Couple that with the algorithm of the For You Page (FYP) that likes to show you more of the same thing you stayed a little while longer to watch all the way through, and you create the very same effect that led radio stations back in the day to overplay hits like Stephen Speaks’ “Passenger Seat,” among others.
TikTok and Instagram’s ability to use a video’s original sound has made it easy for any audio—including and especially actual songs—to proliferate into thousands (and maybe millions) more new different videos
For example, a couple of months ago, if you were on both TikTok and Instagram, you could not escape Rose and Bruno Mars’s “APT.” because everyone and their literal mom wanted to dance to it on video, and that’s partly why it became such a hit. Then there’s the revival of Naughty Boy and Sam Smith’s “La La La” from 2013 in music video-style user content over the holidays.
I say that this has dictated tastes because I actually did hear a mall playing a playlist of all TikTok-popular songs on their speakers one time, and other people have started complaining on the internet about FM radio stations playing more social media-popular hits. If you don’t get it, if you don’t know why everyone’s suddenly singing a 10-year-old trap song, you probably haven’t been on TikTok.
But it’s not all annoying, though, I personally find.
The beauty of TikTok dictating a whole online population’s music taste is that every now and then, in addition to pushing catchy new songs, the brain trust tends to unearth some old gems to go with their memes.
Alongside the Fetty Wap resurgence is the recent return of Earth, Wind, and Fire’s 1981 classic “Let’s Groove”—specifically, the breakdown in the middle that the kids are dancing to now. A few years ago, Edison Lighthouse’s “Love Grows (Where My Rosemary Goes)” framed some beautiful expressions of love by people on the internet. Or the revival of Aaliyah and Timbaland’s “Are You That Somebody” for memes around the same time period.
@icm_triplets Hello? #boogie #letsgroove #earthwindandfire #triplets #hello #tiktokban #fyp ♬ original sound – Bri
It goes to show that these platforms, despite catering mostly to Gen Z and now Gen Alpha, don’t necessarily have to alienate older millennials (and older generations) like myself.
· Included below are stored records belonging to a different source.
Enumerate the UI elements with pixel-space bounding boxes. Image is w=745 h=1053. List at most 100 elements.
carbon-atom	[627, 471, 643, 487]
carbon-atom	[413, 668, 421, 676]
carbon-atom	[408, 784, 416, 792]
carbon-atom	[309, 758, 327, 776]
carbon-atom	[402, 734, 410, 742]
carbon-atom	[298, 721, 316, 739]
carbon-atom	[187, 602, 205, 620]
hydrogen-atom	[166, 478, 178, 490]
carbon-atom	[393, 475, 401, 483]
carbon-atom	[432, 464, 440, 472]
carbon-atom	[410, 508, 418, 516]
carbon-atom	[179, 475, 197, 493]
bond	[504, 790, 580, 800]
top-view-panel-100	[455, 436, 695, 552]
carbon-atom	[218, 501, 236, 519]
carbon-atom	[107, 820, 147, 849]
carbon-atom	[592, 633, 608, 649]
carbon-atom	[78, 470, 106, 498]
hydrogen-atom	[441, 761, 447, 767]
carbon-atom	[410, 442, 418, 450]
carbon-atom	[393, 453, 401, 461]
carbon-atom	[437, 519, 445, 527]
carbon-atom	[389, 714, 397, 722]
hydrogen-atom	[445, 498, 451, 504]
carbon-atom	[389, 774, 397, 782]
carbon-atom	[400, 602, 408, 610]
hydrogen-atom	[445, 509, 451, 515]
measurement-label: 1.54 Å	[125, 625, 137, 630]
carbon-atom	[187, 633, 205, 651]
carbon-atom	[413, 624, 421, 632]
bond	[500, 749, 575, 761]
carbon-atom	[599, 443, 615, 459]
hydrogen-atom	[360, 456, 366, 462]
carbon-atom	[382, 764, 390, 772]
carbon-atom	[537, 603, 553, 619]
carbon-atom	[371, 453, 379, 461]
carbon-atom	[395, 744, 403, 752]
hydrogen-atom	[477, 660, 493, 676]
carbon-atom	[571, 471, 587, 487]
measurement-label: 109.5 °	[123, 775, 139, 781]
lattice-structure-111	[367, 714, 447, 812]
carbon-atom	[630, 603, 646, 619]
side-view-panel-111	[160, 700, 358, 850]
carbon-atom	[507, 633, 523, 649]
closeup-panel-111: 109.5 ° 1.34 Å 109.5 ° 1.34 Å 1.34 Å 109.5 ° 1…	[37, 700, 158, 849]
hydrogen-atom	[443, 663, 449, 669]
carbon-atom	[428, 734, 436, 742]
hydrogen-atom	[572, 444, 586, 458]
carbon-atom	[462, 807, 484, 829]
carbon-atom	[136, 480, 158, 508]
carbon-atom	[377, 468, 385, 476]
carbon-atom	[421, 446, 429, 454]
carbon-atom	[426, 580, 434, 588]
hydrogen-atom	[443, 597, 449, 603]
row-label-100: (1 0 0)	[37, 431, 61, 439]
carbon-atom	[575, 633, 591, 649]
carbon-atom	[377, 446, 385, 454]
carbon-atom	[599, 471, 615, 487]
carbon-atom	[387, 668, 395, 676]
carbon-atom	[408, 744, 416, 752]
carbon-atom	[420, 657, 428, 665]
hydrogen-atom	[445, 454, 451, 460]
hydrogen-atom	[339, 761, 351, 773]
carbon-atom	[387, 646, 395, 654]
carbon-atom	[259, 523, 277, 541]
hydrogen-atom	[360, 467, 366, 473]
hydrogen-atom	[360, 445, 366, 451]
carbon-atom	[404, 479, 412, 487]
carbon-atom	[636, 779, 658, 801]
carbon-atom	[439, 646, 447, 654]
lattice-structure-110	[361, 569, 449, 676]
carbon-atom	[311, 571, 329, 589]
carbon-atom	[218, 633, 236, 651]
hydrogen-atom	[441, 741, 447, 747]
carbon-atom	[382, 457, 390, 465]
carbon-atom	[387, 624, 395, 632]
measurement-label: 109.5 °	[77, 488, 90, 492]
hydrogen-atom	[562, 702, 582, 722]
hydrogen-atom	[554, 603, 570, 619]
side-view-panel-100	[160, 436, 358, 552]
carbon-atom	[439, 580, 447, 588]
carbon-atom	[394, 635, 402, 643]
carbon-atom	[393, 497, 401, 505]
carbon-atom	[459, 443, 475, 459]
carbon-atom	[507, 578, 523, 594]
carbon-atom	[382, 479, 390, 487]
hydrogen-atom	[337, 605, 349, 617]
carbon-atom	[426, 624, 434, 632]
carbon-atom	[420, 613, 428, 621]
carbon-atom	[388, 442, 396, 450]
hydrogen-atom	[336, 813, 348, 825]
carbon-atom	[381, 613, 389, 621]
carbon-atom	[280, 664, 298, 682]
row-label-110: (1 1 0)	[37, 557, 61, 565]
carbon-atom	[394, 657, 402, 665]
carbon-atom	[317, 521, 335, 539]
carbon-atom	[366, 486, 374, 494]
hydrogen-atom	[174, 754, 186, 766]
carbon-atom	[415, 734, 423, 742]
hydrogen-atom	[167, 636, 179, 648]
The same way I’ve now seen lolas step to some Kendrick Lamar and Doechii, I also now see kids and teens sing along and dance to older songs.
TikTok may seem silly at first to someone who doesn’t understand the point (which, by the way, is to simply entertain). I know, because that used to be me five years ago, but now I’ve come to understand that it’s really a great equalizer. If you ever feel like you’re getting out of touch with the rest of the world—and that matters to you—just scroll over to your FYP.